Each point reflects our partnership, and despite the negatives everyone is incredibly hardworking individuals – so these problems should not have arisen if we had only taken an additional moment to ensure everyone was on the same page and knew what they were doing. I do not think that it is anyone’s fault, this could happen in any situation – it was our first day, and often even when you’re confident that you know what you’re doing, problems will always arise. We were all learning the structure, and in ways it has been beneficial to us that this happened early during the process. Despite not instantly correcting our problems, on that same evening we did speak to our lecturer Peter and soon discovered that all the groups had the same problems. This feedback session lead to us concluding a resolution of how we could remedy the challenges we had, to ensure that the same process did not happen again. The next morning, we agreed that after Peter had spoken to us collectively as a class, we’d break into our groups and have a discussion to clarify and address our issues together, and make a solid action plan for the day to ensure we combated our previous problems. After the discussion, we broke into our groups and clarified the tasks at hand. The meeting helped tremendously, and every group had an incredible turn around. We all worked together, and rather than the hour we spent at each location the previous day, we were finished and out in around 20 minutes at every site. We had a clear direction, and gathered so much valuable content. We even arrived back at the University at our originally planned time, and then had time in the afternoon to edit – which is something we had planned for the previous day, though unfortunately could not do.

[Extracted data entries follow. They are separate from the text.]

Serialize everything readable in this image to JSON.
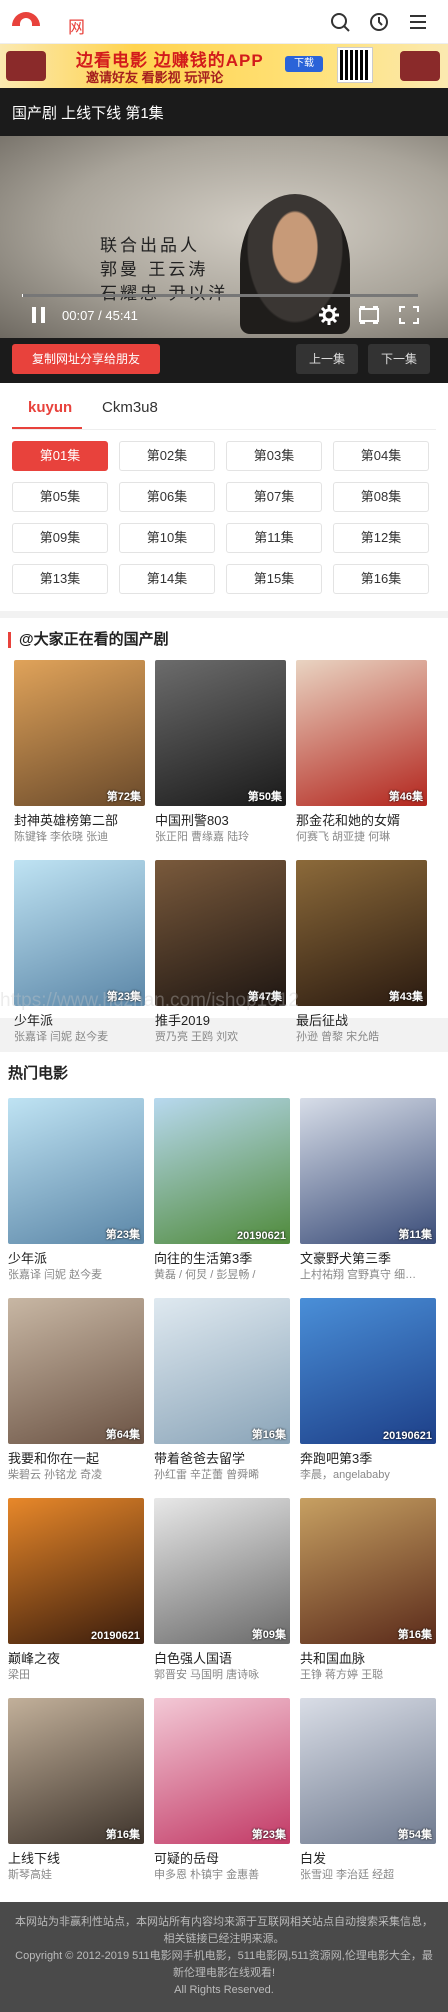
{
  "header": {
    "logo_text": "网",
    "icons": [
      "search-icon",
      "history-icon",
      "menu-icon"
    ]
  },
  "banner": {
    "line1": "边看电影 边赚钱的APP",
    "line2": "邀请好友 看影视 玩评论",
    "download": "下载"
  },
  "player": {
    "title": "国产剧  上线下线  第1集",
    "video_text": [
      "联合出品人",
      "郭曼  王云涛",
      "石耀忠  尹以洋"
    ],
    "time": "00:07 / 45:41",
    "progress": 0.003
  },
  "actions": {
    "share": "复制网址分享给朋友",
    "prev": "上一集",
    "next": "下一集"
  },
  "sources": [
    "kuyun",
    "Ckm3u8"
  ],
  "episodes": [
    "第01集",
    "第02集",
    "第03集",
    "第04集",
    "第05集",
    "第06集",
    "第07集",
    "第08集",
    "第09集",
    "第10集",
    "第11集",
    "第12集",
    "第13集",
    "第14集",
    "第15集",
    "第16集"
  ],
  "current_episode": 0,
  "section1": {
    "title": "@大家正在看的国产剧",
    "items": [
      {
        "name": "封神英雄榜第二部",
        "stars": "陈键锋 李依晓 张迪",
        "badge": "第72集",
        "c1": "#e0a35a",
        "c2": "#6a4a2b"
      },
      {
        "name": "中国刑警803",
        "stars": "张正阳 曹缘嘉 陆玲",
        "badge": "第50集",
        "c1": "#6c6c6c",
        "c2": "#1a1a1a"
      },
      {
        "name": "那金花和她的女婿",
        "stars": "何赛飞 胡亚捷 何琳",
        "badge": "第46集",
        "c1": "#e9d4c2",
        "c2": "#b3261e"
      },
      {
        "name": "少年派",
        "stars": "张嘉译 闫妮 赵今麦",
        "badge": "第23集",
        "c1": "#bfe3f3",
        "c2": "#5b86a7"
      },
      {
        "name": "推手2019",
        "stars": "贾乃亮 王鸥 刘欢",
        "badge": "第47集",
        "c1": "#7a5a3c",
        "c2": "#1e1612"
      },
      {
        "name": "最后征战",
        "stars": "孙逊 曾黎 宋允皓",
        "badge": "第43集",
        "c1": "#8c6a3a",
        "c2": "#2a1a10"
      }
    ]
  },
  "section2": {
    "title": "热门电影",
    "items": [
      {
        "name": "少年派",
        "stars": "张嘉译 闫妮 赵今麦",
        "badge": "第23集",
        "c1": "#bfe3f3",
        "c2": "#5b86a7"
      },
      {
        "name": "向往的生活第3季",
        "stars": "黄磊 / 何炅 / 彭昱畅 /",
        "badge": "20190621",
        "c1": "#b8d9ef",
        "c2": "#4f8a3a"
      },
      {
        "name": "文豪野犬第三季",
        "stars": "上村祐翔 宫野真守 细…",
        "badge": "第11集",
        "c1": "#d7dde8",
        "c2": "#3a4c78"
      },
      {
        "name": "我要和你在一起",
        "stars": "柴碧云 孙铭龙 奇凌",
        "badge": "第64集",
        "c1": "#c8b7a4",
        "c2": "#6b5344"
      },
      {
        "name": "带着爸爸去留学",
        "stars": "孙红雷 辛芷蕾 曾舜晞",
        "badge": "第16集",
        "c1": "#dfe9f0",
        "c2": "#8aa4b8"
      },
      {
        "name": "奔跑吧第3季",
        "stars": "李晨，angelababy",
        "badge": "20190621",
        "c1": "#4a8fd8",
        "c2": "#1d3f88"
      },
      {
        "name": "巅峰之夜",
        "stars": "梁田",
        "badge": "20190621",
        "c1": "#e8882a",
        "c2": "#3a1c0c"
      },
      {
        "name": "白色强人国语",
        "stars": "郭晋安 马国明 唐诗咏",
        "badge": "第09集",
        "c1": "#e8e8e8",
        "c2": "#6a6a6a"
      },
      {
        "name": "共和国血脉",
        "stars": "王铮 蒋方婷 王聪",
        "badge": "第16集",
        "c1": "#c7a062",
        "c2": "#5a2a1a"
      },
      {
        "name": "上线下线",
        "stars": "斯琴高娃",
        "badge": "第16集",
        "c1": "#c2b09a",
        "c2": "#3e342c"
      },
      {
        "name": "可疑的岳母",
        "stars": "申多恩 朴镇宇 金惠善",
        "badge": "第23集",
        "c1": "#f3c9d6",
        "c2": "#c23a66"
      },
      {
        "name": "白发",
        "stars": "张雪迎 李治廷 经超",
        "badge": "第54集",
        "c1": "#d9dde6",
        "c2": "#6f7a8f"
      }
    ]
  },
  "watermark": "https://www.huzhan.com/ishop1012",
  "footer": {
    "line1": "本网站为非赢利性站点，本网站所有内容均来源于互联网相关站点自动搜索采集信息，相关链接已经注明来源。",
    "line2": "Copyright © 2012-2019 511电影网手机电影，511电影网,511资源网,伦理电影大全，最新伦理电影在线观看!",
    "line3": "All Rights Reserved."
  }
}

The third day of fieldwork on Thursday (25.01.2018) once again, went smoothly. Unfortunately, we did forget to get a longitude and latitude of the second location, though Peter is confident he knows where it is roughly on the map, so it shouldn’t cause any problems. I am so proud that we all came together and really proved how hard each one of us could work. It gives me such hope that the rest of the project will go just as smoothly as our second and third day did, if not even better! I feel our bonds are now stronger, and that we are a community within ourselves. With each day and each challenge, our partnership strengthens and each learning experience gives us valuable insight on how to best move forwards. I look forward to continuing to see our progression.